À la suite de sa carrière au sein de la GRC, M. Vickers a été engagé à titre de directeur des opérations de sécurité à la Chambre des communes. Il a été nommé sergent d’armes pour la Chambre des communes en 2006.

Dans la foulée des événements du 22 octobre 2014, le Miramichi Leader a fait l’éloge de ce natif de Miramichi : « M. Vickers est un symbole de l’héroïsme canadien en raison de ses actes lors d’une situation dangereuse, mais il représente également la raison pour laquelle Miramichi a toujours été une communauté résiliente. » [traduction]

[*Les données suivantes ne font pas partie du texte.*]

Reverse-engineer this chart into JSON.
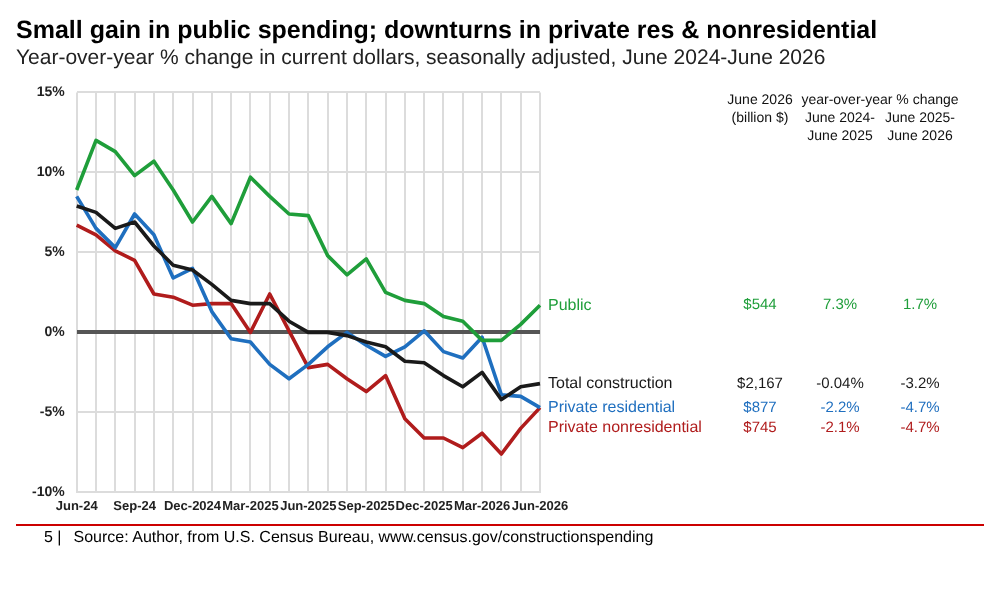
{
  "chart_data": {
    "type": "line",
    "title": "Small gain in public spending; downturns in private res & nonresidential",
    "subtitle": "Year-over-year % change in current dollars, seasonally adjusted, June 2024-June 2026",
    "categories": [
      "Jun-24",
      null,
      null,
      "Sep-24",
      null,
      null,
      "Dec-2024",
      null,
      null,
      "Mar-2025",
      null,
      null,
      "Jun-2025",
      null,
      null,
      "Sep-2025",
      null,
      null,
      "Dec-2025",
      null,
      null,
      "Mar-2026",
      null,
      null,
      "Jun-2026"
    ],
    "series": [
      {
        "name": "Public",
        "color": "#1f9e3a",
        "values": [
          8.9,
          12.0,
          11.3,
          9.8,
          10.7,
          8.9,
          6.9,
          8.5,
          6.8,
          9.7,
          8.5,
          7.4,
          7.3,
          4.8,
          3.6,
          4.6,
          2.5,
          2.0,
          1.8,
          1.0,
          0.7,
          -0.5,
          -0.5,
          0.5,
          1.7
        ]
      },
      {
        "name": "Total construction",
        "color": "#1a1a1a",
        "values": [
          7.9,
          7.5,
          6.5,
          6.9,
          5.4,
          4.2,
          3.9,
          3.0,
          2.0,
          1.8,
          1.8,
          0.7,
          0,
          0,
          -0.2,
          -0.6,
          -0.9,
          -1.8,
          -1.9,
          -2.7,
          -3.4,
          -2.5,
          -4.2,
          -3.4,
          -3.2
        ]
      },
      {
        "name": "Private residential",
        "color": "#1f6fbf",
        "values": [
          8.5,
          6.5,
          5.3,
          7.4,
          6.1,
          3.4,
          4.0,
          1.3,
          -0.4,
          -0.6,
          -2.0,
          -2.9,
          -2.0,
          -0.9,
          0,
          -0.8,
          -1.5,
          -0.9,
          0.1,
          -1.2,
          -1.6,
          -0.3,
          -3.9,
          -4.0,
          -4.7
        ]
      },
      {
        "name": "Private nonresidential",
        "color": "#b01c1c",
        "values": [
          6.7,
          6.1,
          5.1,
          4.5,
          2.4,
          2.2,
          1.7,
          1.8,
          1.8,
          0,
          2.4,
          0.1,
          -2.2,
          -2.0,
          -2.9,
          -3.7,
          -2.7,
          -5.4,
          -6.6,
          -6.6,
          -7.2,
          -6.3,
          -7.6,
          -6.0,
          -4.7
        ]
      }
    ],
    "ylim": [
      -10,
      15
    ],
    "yticks": [
      {
        "value": -10,
        "label": "-10%"
      },
      {
        "value": -5,
        "label": "-5%"
      },
      {
        "value": 0,
        "label": "0%"
      },
      {
        "value": 5,
        "label": "5%"
      },
      {
        "value": 10,
        "label": "10%"
      },
      {
        "value": 15,
        "label": "15%"
      }
    ],
    "grid": true,
    "legend": "right",
    "marker": "none",
    "annotations": [
      "June 2026",
      "(billion $)",
      "year-over-year % change",
      "June 2024-",
      "June 2025",
      "June 2025-",
      "June 2026",
      "$544",
      "7.3%",
      "1.7%",
      "$2,167",
      "-0.04%",
      "-3.2%",
      "$877",
      "-2.2%",
      "-4.7%",
      "$745",
      "-2.1%",
      "-4.7%",
      "5 |",
      "Source: Author, from U.S. Census Bureau, www.census.gov/constructionspending"
    ]
  }
}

En novembre, M. Vickers s’est rendu à Israël où il a rencontré le premier ministre du pays, Benjamin Netanyahu, et a été reconnu officiellement par la Knesset, le corps législatif d’Israël. Il a également reçu des grades honorifiques de l’Université de Regina et de l’Université Mount Allison. Il a également obtenu la Médaille du jubilé de diamant de la reine Elizabeth II, la Médaille commémorative du 125e anniversaire de la Confédération du Canada et la médaille d’ancienneté de la GRC.

En janvier de cette année, M. Vickers a été nommé ambassadeur du Canada en Irlande. Cette nomination convenait parfaitement à cet homme dont la famille possède de profondes racines irlandaises et qui a grandi dans une communauté qui se proclame la « capitale irlandaise du Canada ».

Kevin Vickers reçoit l’Ordre du Nouveau‑Brunswick pour son courage, son dévouement et son service en faveur de sa communauté, de sa province et de son pays.